A recent live-fire exercise using a remote-controlled ground combat vehicle complete with a fully automated machine gun marked the first time that the US Army has used a ground robot providing fire in tandem with human troops in a military exercise.
This demonstrated the Pentagon’s relatively quiet conversion of the Armed Forces to a machine-majority force. The Pentagon has been investing heavily — for decades — in a cadre of military robots aimed at dominating air, sea, and land. Its research wing DARPA — Defense Advanced Research Projects Agency — has been spending much of its roughly $3 billion annual budget funding robotic research intended for use in military applications.

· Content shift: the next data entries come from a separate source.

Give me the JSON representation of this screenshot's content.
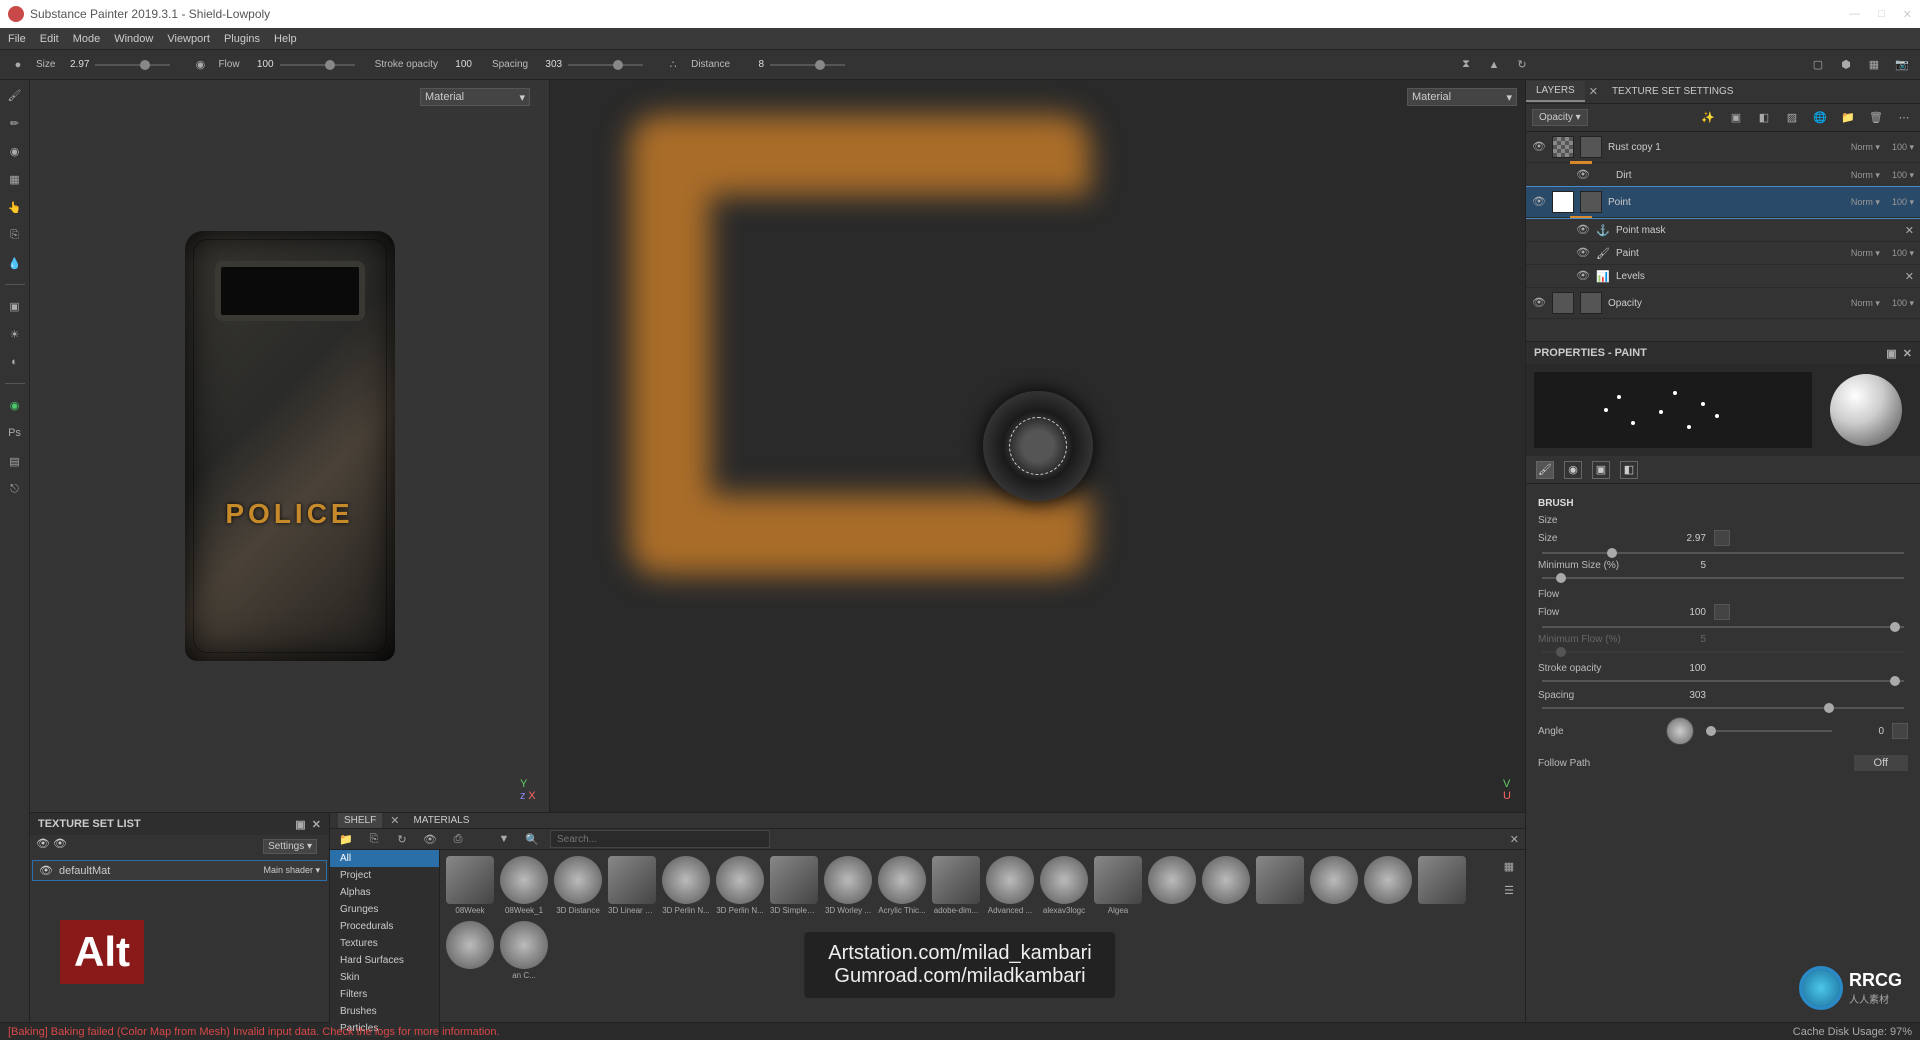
{
  "window": {
    "title": "Substance Painter 2019.3.1 - Shield-Lowpoly",
    "min": "—",
    "max": "□",
    "close": "✕"
  },
  "menu": [
    "File",
    "Edit",
    "Mode",
    "Window",
    "Viewport",
    "Plugins",
    "Help"
  ],
  "toolbar": {
    "size_label": "Size",
    "size_value": "2.97",
    "flow_label": "Flow",
    "flow_value": "100",
    "stroke_label": "Stroke opacity",
    "stroke_value": "100",
    "spacing_label": "Spacing",
    "spacing_value": "303",
    "distance_label": "Distance",
    "distance_value": "8"
  },
  "viewport": {
    "material_dropdown": "Material",
    "police_text": "POLICE",
    "axis3d_y": "Y",
    "axis3d_z": "z",
    "axis3d_x": "X",
    "axis2d_v": "V",
    "axis2d_u": "U"
  },
  "texset": {
    "title": "TEXTURE SET LIST",
    "settings": "Settings ▾",
    "default": "defaultMat",
    "shader": "Main shader ▾"
  },
  "shelf": {
    "tab_shelf": "SHELF",
    "tab_materials": "MATERIALS",
    "search_placeholder": "Search...",
    "categories": [
      "All",
      "Project",
      "Alphas",
      "Grunges",
      "Procedurals",
      "Textures",
      "Hard Surfaces",
      "Skin",
      "Filters",
      "Brushes",
      "Particles"
    ],
    "thumbs": [
      "08Week",
      "08Week_1",
      "3D Distance",
      "3D Linear G...",
      "3D Perlin N...",
      "3D Perlin N...",
      "3D Simplex ...",
      "3D Worley ...",
      "Acrylic Thic...",
      "adobe-dim...",
      "Advanced ...",
      "alexav3logc",
      "Algea",
      "",
      "",
      "",
      "",
      "",
      "",
      "",
      "an C..."
    ],
    "close": "✕"
  },
  "right": {
    "tab_layers": "LAYERS",
    "tab_texset": "TEXTURE SET SETTINGS",
    "opacity_drop": "Opacity ▾",
    "layers": [
      {
        "name": "Rust copy 1",
        "blend": "Norm ▾",
        "opac": "100 ▾"
      },
      {
        "name": "Dirt",
        "blend": "Norm ▾",
        "opac": "100 ▾",
        "sub": true
      },
      {
        "name": "Point",
        "blend": "Norm ▾",
        "opac": "100 ▾",
        "sel": true
      },
      {
        "name": "Point mask",
        "sub": true
      },
      {
        "name": "Paint",
        "blend": "Norm ▾",
        "opac": "100 ▾",
        "sub": true
      },
      {
        "name": "Levels",
        "sub": true
      },
      {
        "name": "Opacity",
        "blend": "Norm ▾",
        "opac": "100 ▾"
      }
    ],
    "props_title": "PROPERTIES - PAINT",
    "brush_title": "BRUSH",
    "brush": {
      "size_lbl": "Size",
      "size_lbl2": "Size",
      "size_val": "2.97",
      "minsize_lbl": "Minimum Size (%)",
      "minsize_val": "5",
      "flow_section": "Flow",
      "flow_lbl": "Flow",
      "flow_val": "100",
      "minflow_lbl": "Minimum Flow (%)",
      "minflow_val": "5",
      "stroke_lbl": "Stroke opacity",
      "stroke_val": "100",
      "spacing_lbl": "Spacing",
      "spacing_val": "303",
      "angle_lbl": "Angle",
      "angle_val": "0",
      "follow_lbl": "Follow Path",
      "follow_val": "Off"
    }
  },
  "status": {
    "error": "[Baking] Baking failed (Color Map from Mesh) Invalid input data. Check the logs for more information.",
    "cache": "Cache Disk Usage:   97%"
  },
  "overlay": {
    "alt": "Alt",
    "credit1": "Artstation.com/milad_kambari",
    "credit2": "Gumroad.com/miladkambari",
    "rrcg": "RRCG",
    "rrcg_sub": "人人素材"
  }
}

According to former U.K. intelligence officer John Bassett, DARPA’s investments in robotics and automated weapons will not only quickly become the norm in the U.S. military, they will soon replace humans, who are set to become a minority in the U.S. military in a matter of years. Basset warned that the U.S. Army will have “more combat robots than human soldiers by 2025”.

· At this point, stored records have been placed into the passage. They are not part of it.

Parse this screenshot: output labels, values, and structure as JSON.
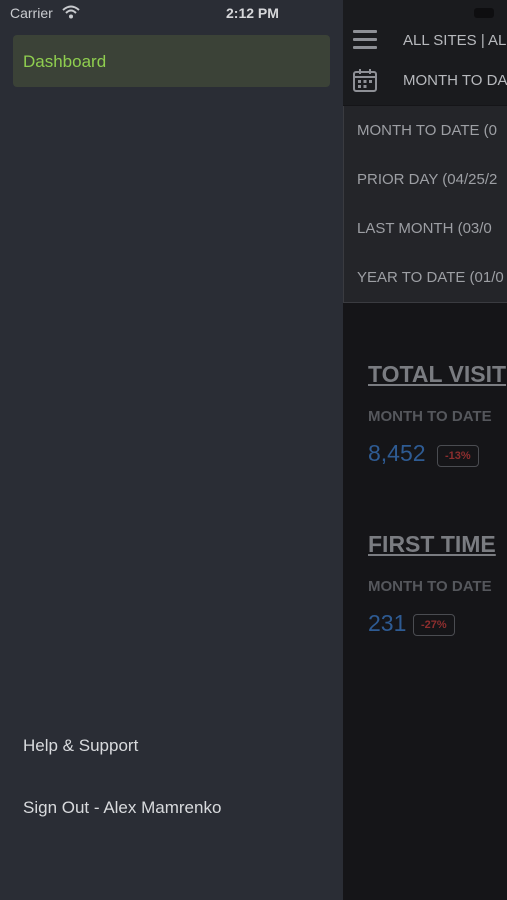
{
  "status_bar": {
    "carrier": "Carrier",
    "time": "2:12 PM"
  },
  "drawer": {
    "active_item": "Dashboard",
    "links": [
      "Help & Support",
      "Sign Out - Alex Mamrenko"
    ]
  },
  "header": {
    "site_title": "ALL SITES | AL",
    "range_label": "MONTH TO DA"
  },
  "dropdown": {
    "options": [
      "MONTH TO DATE (0",
      "PRIOR DAY (04/25/2",
      "LAST MONTH (03/0",
      "YEAR TO DATE (01/0"
    ]
  },
  "metrics": [
    {
      "title": "TOTAL VISIT",
      "period": "MONTH TO DATE",
      "value": "8,452",
      "change": "-13%"
    },
    {
      "title": "FIRST TIME ",
      "period": "MONTH TO DATE",
      "value": "231",
      "change": "-27%"
    }
  ],
  "colors": {
    "accent": "#8fce4f",
    "drawer_bg": "#2a2d35",
    "value_blue": "#2e5b93",
    "negative": "#8e2e2e"
  },
  "icons": {
    "wifi": "wifi-icon",
    "battery": "battery-icon",
    "menu": "menu-icon",
    "calendar": "calendar-icon"
  }
}
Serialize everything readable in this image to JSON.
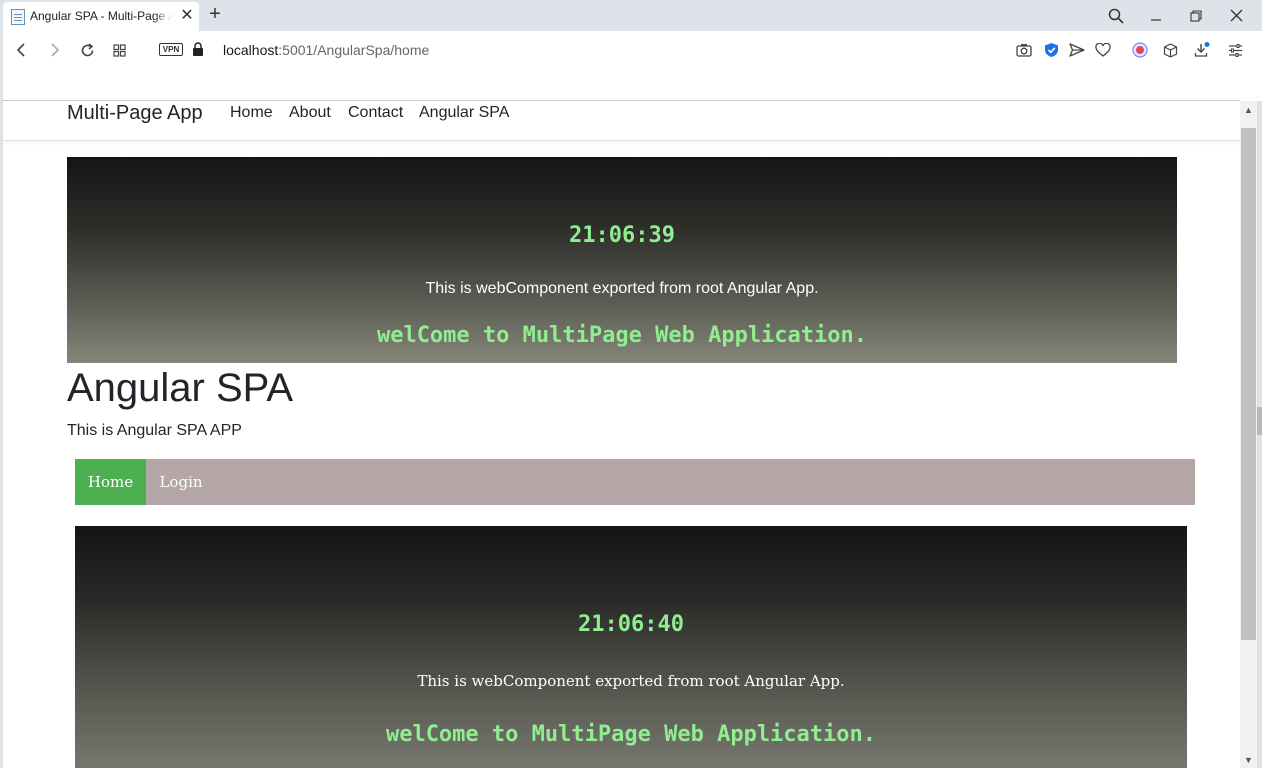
{
  "browser": {
    "tab_title": "Angular SPA - Multi-Page App",
    "new_tab_icon": "plus-icon",
    "url_host": "localhost",
    "url_path": ":5001/AngularSpa/home",
    "vpn_label": "VPN"
  },
  "navbar": {
    "brand": "Multi-Page App",
    "links": [
      "Home",
      "About",
      "Contact",
      "Angular SPA"
    ]
  },
  "root_component": {
    "time": "21:06:39",
    "description": "This is webComponent exported from root Angular App.",
    "welcome": "welCome to MultiPage Web Application."
  },
  "spa": {
    "title": "Angular SPA",
    "subtitle": "This is Angular SPA APP",
    "nav": {
      "items": [
        "Home",
        "Login"
      ],
      "active_color": "#4caf50",
      "bar_color": "#b5a7a7"
    }
  },
  "spa_component": {
    "time": "21:06:40",
    "description": "This is webComponent exported from root Angular App.",
    "welcome": "welCome to MultiPage Web Application."
  },
  "colors": {
    "clock_text": "#90ee90",
    "chrome_bg": "#dee3ea"
  }
}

The mechanization revolution in the military, however, isn’t set to stop there. According to the Army’s official Robotic and Autonomous Systems (RAS) strategy, the Army plans to have autonomous “self-aware” systems “fully integrated into the force” between 2031 and 2040 along with the complete automation of logistics.
The strategy also states that, by that time, the Army will have a cadre of robots at its service including “swarm robots” that will be “fully powered, self-unpacking and ready for immediate service,” along with advanced artificial intelligence designed to “increase combat effectiveness,” particularly in urban combat zones.
According to mintpressnews.com, DARPA has also been working on developing so-called “killer robots” — i.e., robot infantry set to replace human soldiers. Many of these robots have been developed by the Massachusetts-based and DARPA-funded company Boston Dynamics.
One of those robots, dubbed “Atlas,” is capable of jumping and backflips, carrying heavy loads, navigating uneven terrain, resisting attacks from a group of humans and even breaking through walls. Another Boston Dynamics robot, called “WildCat” can run at sustained speeds of nearly 20 miles per hour. By comparison, a gifted human runner can briefly sprint at about 16 miles per hour.
Armed with a budget of over $700 billion for the coming year, the Pentagon’s dystopian vision for the future of the military is quickly becoming a question not of if but when. The unintended consequences of manufacturing a self-policing army of self-aware killing machines – without human emotion, experience, or conscience – could quickly become devastating.